MOST-OVERRATED DEVELOPMENT: Dan Sepulveda kicking off. It'll be up to the 10 guys covering the kickoffs to avoid a repeat of last season's disaster. Hang time and placement are great, but you still have to get the guy on the ground. And that's not nearly as difficult as the Steelers made it appear a year ago. The Steelers still need to find the right guys on either side of the kicker no matter who is doing the kicking.
MOST-DISAPPOINTING PLAYER: Jonathan Dwyer. He seems to have a hard time staying in shape and staying healthy. No wonder he was still available in the sixth round. The Steelers may have a hard time keeping this guy.

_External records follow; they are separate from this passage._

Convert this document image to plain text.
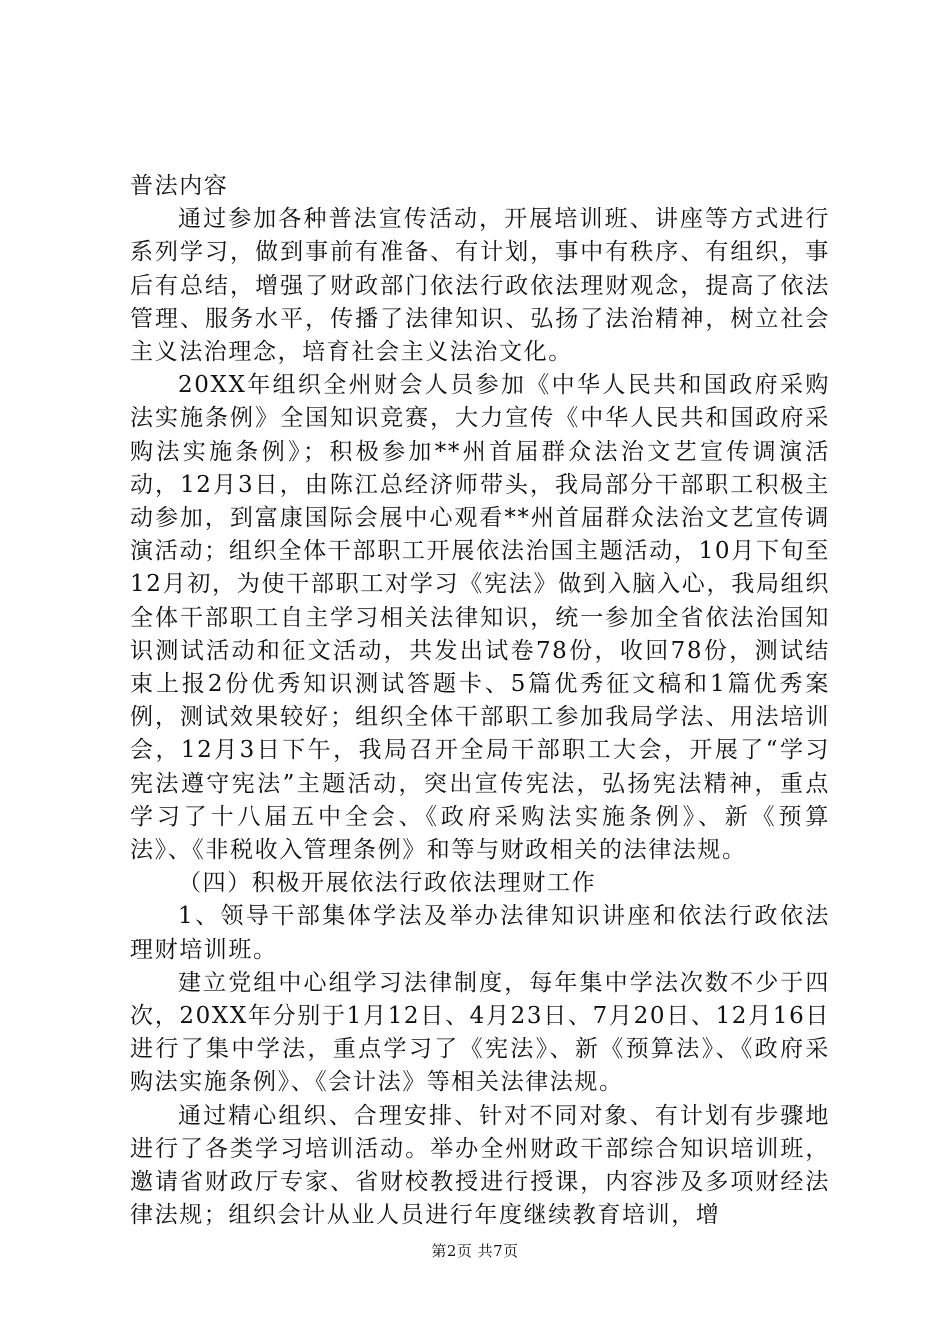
普法内容

通过参加各种普法宣传活动，开展培训班、讲座等方式进行系列学习，做到事前有准备、有计划，事中有秩序、有组织，事后有总结，增强了财政部门依法行政依法理财观念，提高了依法管理、服务水平，传播了法律知识、弘扬了法治精神，树立社会主义法治理念，培育社会主义法治文化。

20XX年组织全州财会人员参加《中华人民共和国政府采购法实施条例》全国知识竞赛，大力宣传《中华人民共和国政府采购法实施条例》；积极参加**州首届群众法治文艺宣传调演活动，12月3日，由陈江总经济师带头，我局部分干部职工积极主动参加，到富康国际会展中心观看**州首届群众法治文艺宣传调演活动；组织全体干部职工开展依法治国主题活动，10月下旬至12月初，为使干部职工对学习《宪法》做到入脑入心，我局组织全体干部职工自主学习相关法律知识，统一参加全省依法治国知识测试活动和征文活动，共发出试卷78份，收回78份，测试结束上报2份优秀知识测试答题卡、5篇优秀征文稿和1篇优秀案例，测试效果较好；组织全体干部职工参加我局学法、用法培训会，12月3日下午，我局召开全局干部职工大会，开展了“学习宪法遵守宪法”主题活动，突出宣传宪法，弘扬宪法精神，重点学习了十八届五中全会、《政府采购法实施条例》、新《预算法》、《非税收入管理条例》和等与财政相关的法律法规。

（四）积极开展依法行政依法理财工作

1、领导干部集体学法及举办法律知识讲座和依法行政依法理财培训班。

建立党组中心组学习法律制度，每年集中学法次数不少于四次，20XX年分别于1月12日、4月23日、7月20日、12月16日进行了集中学法，重点学习了《宪法》、新《预算法》、《政府采购法实施条例》、《会计法》等相关法律法规。

通过精心组织、合理安排、针对不同对象、有计划有步骤地进行了各类学习培训活动。举办全州财政干部综合知识培训班，邀请省财政厅专家、省财校教授进行授课，内容涉及多项财经法律法规；组织会计从业人员进行年度继续教育培训，增

第2页 共7页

BIGGEST TEASES: Joe Burnett and Keenan Ivory Lewis. They were all over the practice fields a year ago, and they always seemed to be getting their hands on the football. But the most memorable play either player made in the regular season was Burnett's dropped interception against the Raiders, which contributed mightily to the Steelers losing that game. Watching both again appear poised to contribute this preseason reminds us that, as A.I. so eloquently put it, "we talkin' 'bout PRACTICE." The Steelers still can't be sure they can count on these guys.
BEST PLAYER: Ben Roethlisberger. Can't wait to see what he'll do once he's eventually reinstated. Good thing the Steelers held onto this guy.